Valuation: MFSA identifies shortcomings with fund managers

The Malta Financial Services Authority (the “MFSA”) has published a detailed circular following reviews of the valuation processes adopted by UCITS Management Companies and AIFMs, including self-managed structures (collectively, “Fund Managers”). While the overall level of compliance with regulatory requirements was satisfactory, the MFSA recommended improvements in crucial areas.

Main Observations by the MFSA

The MFSA identified the following ‘major’ deficiencies in relation to the valuation function:

  • weak governance arrangements;
  • a lack of proper assessments, probing, and oversight by the Board of Directors;
  • inadequate valuation policies/ procedures; and
  • failures in respect of external valuers.

Governance Arrangements

The MFSA stressed that the roles, responsibilities and reporting lines of persons involved in the valuation function are not always clear with Fund Managers. Adequate governance arrangements – including independence within the valuation process – are essential to ensure compliance with applicable MFSA rules. The Board of Directors is ultimately responsible for the governance framework of the Fund Manager and should conduct regular reviews.

Assessments, Probing and Oversight by the Board of Directors

The responsibility of the Board of Directors does not end with the approval of the valuation policy. The Board should understand valuation risks, challenge valuation methodologies, and generally oversee the valuation process of the Fund Manager. A recurring finding by the MFSA was the lack of assessments and probing by the Board, particularly in the case of less liquid assets (or liquid assets whose prices had been stale for a lengthy period).

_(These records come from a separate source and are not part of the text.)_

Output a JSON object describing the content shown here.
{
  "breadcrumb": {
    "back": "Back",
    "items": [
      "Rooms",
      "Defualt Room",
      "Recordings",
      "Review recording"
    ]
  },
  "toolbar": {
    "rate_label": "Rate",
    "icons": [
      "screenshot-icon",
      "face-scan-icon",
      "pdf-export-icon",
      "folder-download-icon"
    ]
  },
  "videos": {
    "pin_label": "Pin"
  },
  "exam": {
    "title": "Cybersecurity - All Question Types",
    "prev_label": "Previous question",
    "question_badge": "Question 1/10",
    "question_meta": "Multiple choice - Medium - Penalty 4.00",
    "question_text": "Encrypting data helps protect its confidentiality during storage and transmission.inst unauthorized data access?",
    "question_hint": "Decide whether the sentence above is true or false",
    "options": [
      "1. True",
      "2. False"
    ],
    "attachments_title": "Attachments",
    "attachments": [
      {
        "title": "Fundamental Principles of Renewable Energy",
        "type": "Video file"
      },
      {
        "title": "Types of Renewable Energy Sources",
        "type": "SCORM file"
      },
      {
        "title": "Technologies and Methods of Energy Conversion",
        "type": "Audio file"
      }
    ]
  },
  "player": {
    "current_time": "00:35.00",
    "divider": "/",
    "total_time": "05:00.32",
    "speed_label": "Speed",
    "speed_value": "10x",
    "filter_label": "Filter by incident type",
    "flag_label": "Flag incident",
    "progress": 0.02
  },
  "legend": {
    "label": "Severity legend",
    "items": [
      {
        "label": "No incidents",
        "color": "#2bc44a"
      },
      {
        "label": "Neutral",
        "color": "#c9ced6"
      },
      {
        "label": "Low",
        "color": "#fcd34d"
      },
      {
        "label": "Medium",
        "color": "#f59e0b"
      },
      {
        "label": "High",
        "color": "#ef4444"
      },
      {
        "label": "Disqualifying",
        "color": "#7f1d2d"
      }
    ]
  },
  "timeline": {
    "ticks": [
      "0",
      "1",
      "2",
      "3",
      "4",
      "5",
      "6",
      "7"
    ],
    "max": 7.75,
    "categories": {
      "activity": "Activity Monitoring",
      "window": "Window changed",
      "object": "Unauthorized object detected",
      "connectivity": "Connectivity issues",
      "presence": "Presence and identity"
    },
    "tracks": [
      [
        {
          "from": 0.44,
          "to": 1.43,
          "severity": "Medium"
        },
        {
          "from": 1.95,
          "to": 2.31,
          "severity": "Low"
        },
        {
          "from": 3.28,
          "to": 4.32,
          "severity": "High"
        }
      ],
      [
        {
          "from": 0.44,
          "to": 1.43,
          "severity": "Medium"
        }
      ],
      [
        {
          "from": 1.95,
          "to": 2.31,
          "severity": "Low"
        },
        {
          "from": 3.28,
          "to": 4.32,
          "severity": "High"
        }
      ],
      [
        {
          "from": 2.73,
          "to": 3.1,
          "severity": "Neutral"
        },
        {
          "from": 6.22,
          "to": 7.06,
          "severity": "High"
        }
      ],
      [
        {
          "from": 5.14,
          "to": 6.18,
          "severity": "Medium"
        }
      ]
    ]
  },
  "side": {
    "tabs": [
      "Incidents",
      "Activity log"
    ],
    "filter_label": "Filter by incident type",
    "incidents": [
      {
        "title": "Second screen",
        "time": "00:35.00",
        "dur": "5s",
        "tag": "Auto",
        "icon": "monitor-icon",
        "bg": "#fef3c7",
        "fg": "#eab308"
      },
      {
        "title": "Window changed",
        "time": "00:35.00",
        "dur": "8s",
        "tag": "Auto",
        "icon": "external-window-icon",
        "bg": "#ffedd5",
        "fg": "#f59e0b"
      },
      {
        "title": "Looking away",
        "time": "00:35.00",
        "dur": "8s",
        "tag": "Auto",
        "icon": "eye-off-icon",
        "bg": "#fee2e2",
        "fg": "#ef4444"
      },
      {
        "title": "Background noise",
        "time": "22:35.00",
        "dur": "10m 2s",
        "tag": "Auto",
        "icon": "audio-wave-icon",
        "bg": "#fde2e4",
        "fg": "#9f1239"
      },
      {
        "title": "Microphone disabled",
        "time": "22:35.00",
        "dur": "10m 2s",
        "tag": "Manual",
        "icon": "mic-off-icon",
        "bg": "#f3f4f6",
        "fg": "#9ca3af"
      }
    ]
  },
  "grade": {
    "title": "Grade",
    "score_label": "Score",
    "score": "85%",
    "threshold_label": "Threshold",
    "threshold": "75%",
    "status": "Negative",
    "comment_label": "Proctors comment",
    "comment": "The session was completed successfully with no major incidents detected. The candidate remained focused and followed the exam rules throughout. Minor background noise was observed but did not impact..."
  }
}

Valuation Policies and Procedures

The MFSA outlined various improvements in respect of the valuation policies and procedures of Fund Managers. We outline the key enhancements below:

  • the responsibilities of the Directors, valuation officer, valuation committee, external valuers and advisers should be accurately defined;
  • appropriate and detailed pricing methodologies should be implemented by Fund Managers for both liquid and less liquid assets;
  • the circumstances allowing for pricing exceptions should be clearly established; and
  • more formal procedures are required for (a) identifying/ escalating pricing differences, (b) conducting reconciliations, (c) detecting/ escalating valuation errors, and (d) pursuing remedial action with investors in the event of NAV and valuation errors.

External Valuers

The MFSA witnessed several instances where Fund Managers failed to inform the Authority of an appointment of an external valuer (i.e., prior to such appointment). Furthermore, the MFSA highlighted that the initial due diligence and ongoing supervision of external valuers was weak in respect of certain Fund Managers. The AIFMD prescribes dedicated provisions when delegating the valuation function to an external valuer in respect of AIFs.

Concluding Remarks

Fund Managers should evaluate their governance structures and valuation processes in view of the MFSA’s findings. In its final remarks, the MFSA warns that appropriate regulatory action may be pursued if shortcomings are not remedied by Fund Managers.